- Date: 9–15 September
- Edition: 18th
- Surface: Clay
- Location: Banja Luka, Bosnia and Herzegovina

Champions

Singles
- Tallon Griekspoor

Doubles
- Sadio Doumbia / Fabien Reboul
| Banja Luka Challenger |

= 2019 Banja Luka Challenger =

The 2019 Banja Luka Challenger was a professional tennis tournament played on clay courts. It was the eighteenth edition of the tournament which was part of the 2019 ATP Challenger Tour. It took place in Banja Luka, Bosnia and Herzegovina from 9 to 15 September 2019.

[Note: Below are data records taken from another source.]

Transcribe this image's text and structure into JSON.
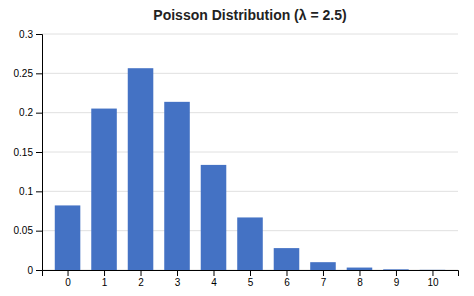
{
  "chart_data": {
    "type": "bar",
    "title": "Poisson Distribution (λ = 2.5)",
    "x": [
      0,
      1,
      2,
      3,
      4,
      5,
      6,
      7,
      8,
      9,
      10
    ],
    "values": [
      0.082085,
      0.205212,
      0.256516,
      0.213763,
      0.133602,
      0.066801,
      0.027834,
      0.009941,
      0.003106,
      0.000863,
      0.000216
    ],
    "color": "#4472C4",
    "xlim": [
      -0.7,
      10.7
    ],
    "xticks": [
      0,
      1,
      2,
      3,
      4,
      5,
      6,
      7,
      8,
      9,
      10
    ],
    "ylim": [
      0,
      0.3
    ],
    "yticks": [
      0,
      0.05,
      0.1,
      0.15,
      0.2,
      0.25,
      0.3
    ],
    "grid": true
  }
}
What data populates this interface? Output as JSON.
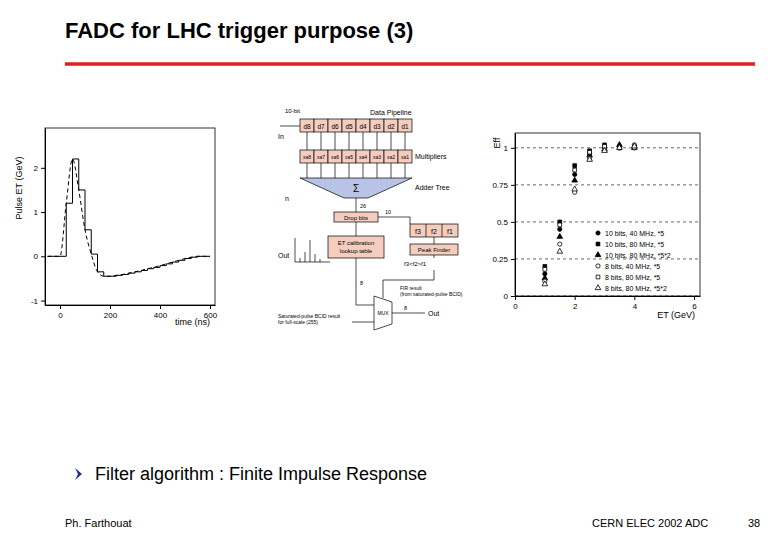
{
  "slide": {
    "title": "FADC for LHC trigger purpose (3)",
    "bullet": "Filter algorithm : Finite Impulse Response",
    "author": "Ph. Farthouat",
    "footer": "CERN ELEC 2002 ADC",
    "page": 38
  },
  "chart_data": [
    {
      "type": "line",
      "xlabel": "time (ns)",
      "ylabel": "Pulse ET (GeV)",
      "x": [
        -50,
        -25,
        0,
        25,
        50,
        75,
        100,
        125,
        150,
        175,
        200,
        225,
        250,
        275,
        300,
        325,
        350,
        375,
        400,
        425,
        450,
        475,
        500,
        525,
        550,
        575,
        600
      ],
      "series": [
        {
          "type": "line",
          "color": "#000000",
          "line_style": "dashed",
          "values": [
            0,
            0,
            0,
            1.2,
            2.2,
            1.5,
            0.6,
            0.05,
            -0.35,
            -0.45,
            -0.45,
            -0.43,
            -0.41,
            -0.38,
            -0.35,
            -0.32,
            -0.28,
            -0.25,
            -0.21,
            -0.17,
            -0.13,
            -0.09,
            -0.05,
            -0.02,
            0,
            0,
            0
          ]
        },
        {
          "type": "step",
          "color": "#000000",
          "line_style": "solid",
          "values": [
            0,
            0,
            0,
            1.2,
            2.2,
            1.5,
            0.6,
            0.05,
            -0.35,
            -0.45,
            -0.45,
            -0.43,
            -0.41,
            -0.38,
            -0.35,
            -0.32,
            -0.28,
            -0.25,
            -0.21,
            -0.17,
            -0.13,
            -0.09,
            -0.05,
            -0.02,
            0,
            0,
            0
          ]
        }
      ],
      "xlim": [
        -60,
        620
      ],
      "xticks": [
        0,
        200,
        400,
        600
      ],
      "ylim": [
        -1.1,
        2.9
      ],
      "yticks": [
        -1,
        0,
        1,
        2
      ],
      "grid": false
    },
    {
      "type": "scatter",
      "xlabel": "ET (GeV)",
      "ylabel": "Eff",
      "x": [
        1,
        1.5,
        2,
        2.5,
        3,
        3.5,
        4
      ],
      "series": [
        {
          "name": "10 bits, 40 MHz, *5",
          "color": "#000000",
          "marker": "circle",
          "values": [
            0.15,
            0.45,
            0.82,
            0.96,
            1.0,
            1.01,
            1.0
          ]
        },
        {
          "name": "10 bits, 80 MHz, *5",
          "color": "#000000",
          "marker": "square",
          "values": [
            0.2,
            0.5,
            0.88,
            0.98,
            1.02,
            1.0,
            1.01
          ]
        },
        {
          "name": "10 bits, 80 MHz, *5*2",
          "color": "#000000",
          "marker": "triangle",
          "values": [
            0.12,
            0.4,
            0.78,
            0.95,
            0.99,
            1.02,
            1.0
          ]
        },
        {
          "name": "8 bits, 40 MHz, *5",
          "color": "#000000",
          "marker": "open-circle",
          "values": [
            0.1,
            0.35,
            0.7,
            0.93,
            0.99,
            1.0,
            1.02
          ]
        },
        {
          "name": "8 bits, 80 MHz, *5",
          "color": "#000000",
          "marker": "open-square",
          "values": [
            0.18,
            0.48,
            0.85,
            0.97,
            1.01,
            1.0,
            1.0
          ]
        },
        {
          "name": "8 bits, 80 MHz, *5*2",
          "color": "#000000",
          "marker": "open-triangle",
          "values": [
            0.08,
            0.3,
            0.72,
            0.92,
            0.98,
            1.0,
            1.01
          ]
        }
      ],
      "xlim": [
        0,
        6.2
      ],
      "xticks": [
        0,
        2,
        4,
        6
      ],
      "ylim": [
        0,
        1.1
      ],
      "yticks": [
        0,
        0.25,
        0.5,
        0.75,
        1
      ],
      "grid": true,
      "legend": "lower right"
    }
  ],
  "diagram": {
    "input_bits": "10-bit",
    "pipeline_label": "Data Pipeline",
    "in_label": "In",
    "samples": [
      "d8",
      "d7",
      "d6",
      "d5",
      "d4",
      "d3",
      "d2",
      "d1"
    ],
    "multipliers": [
      "xa8",
      "xa7",
      "xa6",
      "xa5",
      "xa4",
      "xa3",
      "xa2",
      "xa1"
    ],
    "multiplier_label": "Multipliers",
    "adder_label": "Adder Tree",
    "sigma": "Σ",
    "drop_bits": "Drop bits",
    "bits": [
      "26",
      "10",
      "8",
      "8"
    ],
    "lut_lines": [
      "ET calibration",
      "lookup table"
    ],
    "peak_values": [
      "f3",
      "f2",
      "f1"
    ],
    "peak_finder": "Peak Finder",
    "peak_condition": "f3<f2>f1",
    "mux": "MUX",
    "out": "Out",
    "n_label": "n",
    "inset_out": "Out",
    "saturated_lines": [
      "Saturated-pulse BCID result",
      "for full-scale (255)"
    ],
    "fir_lines": [
      "FIR result",
      "(from saturated-pulse BCID)"
    ]
  }
}
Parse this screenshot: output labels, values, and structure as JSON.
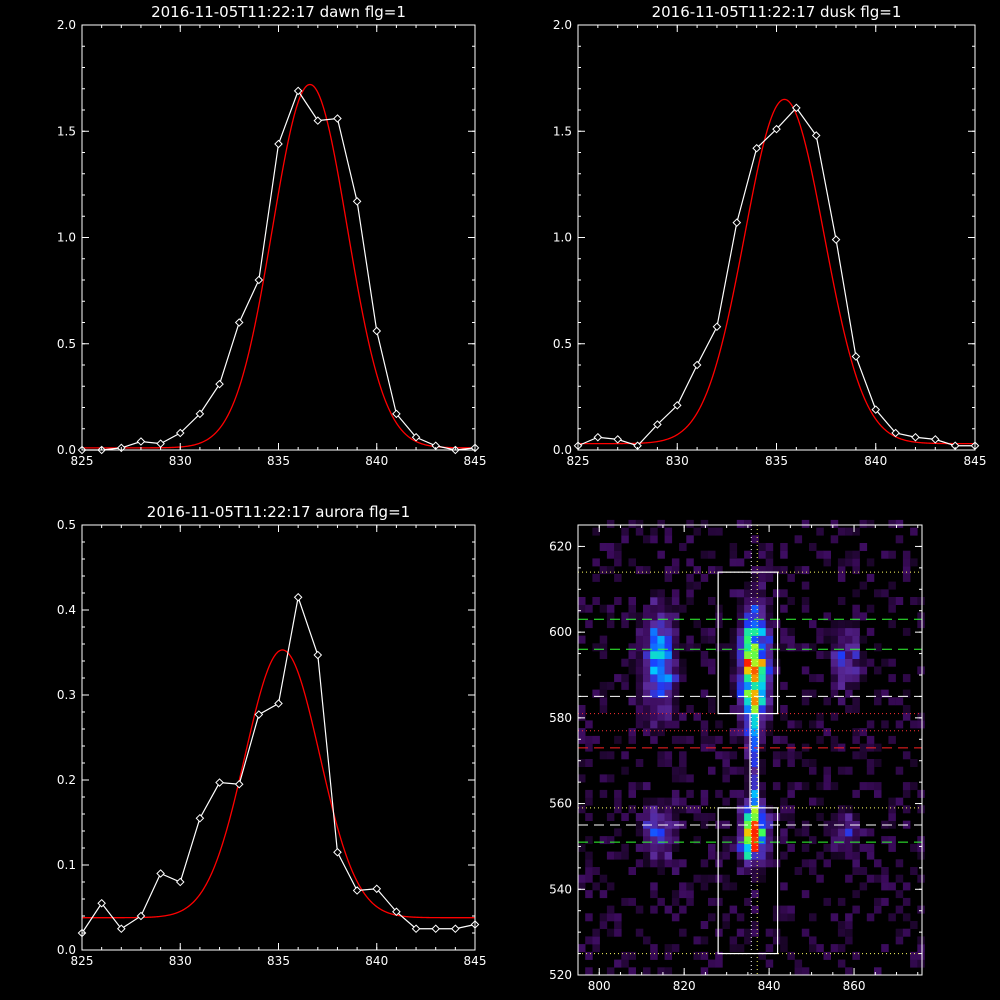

==Singles main-draw entrants==

===Seeds===

| Country | Player | Rank^{1} | Seed |
|---|---|---|---|
| NED | Robin Haase | 143 | 1 |
| ITA | Filippo Baldi | 146 | 2 |
| SRB | Nikola Milojević | 148 | 3 |
| ARG | Federico Coria | 157 | 4 |
| SVK | Filip Horanský | 189 | 5 |
| IND | Sumit Nagal | 190 | 6 |
| NED | Tallon Griekspoor | 194 | 7 |
| ARG | Carlos Berlocq | 199 | 8 |
| BRA | Rogério Dutra Silva | 200 | 9 |
| SRB | Peđa Krstin | 210 | 10 |
| ARG | Andrea Collarini | 219 | 11 |
| AUS | Christopher O'Connell | 221 | 12 |
| KAZ | Dmitry Popko | 236 | 13 |
| CHI | Alejandro Tabilo | 238 | 14 |
| SRB | Danilo Petrović | 247 | 15 |
| ARG | Facundo Mena | 266 | 16 |

- ^{1} Rankings are as of 26 August 2019.

===Other entrants===
The following players received wildcards into the singles main draw:
- GER Filip Krolo
- BIH Nemanja Malešević
- SRB Nikola Milojević
- CRO Matija Pecotić
- BIH Goran Radanović

The following player received entry into the singles main draw as an alternate:
- ESP Jaume Pla Malfeito

The following players received entry from the qualifying draw:
- FRA Fabien Reboul
- CRO Matej Sabanov

==Champions==

===Singles===

- NED Tallon Griekspoor def. IND Sumit Nagal 6–2, 6–3.

===Doubles===

- FRA Sadio Doumbia / FRA Fabien Reboul def. PER Sergio Galdós / ARG Facundo Mena 6–3, 7–6^{(7–4)}.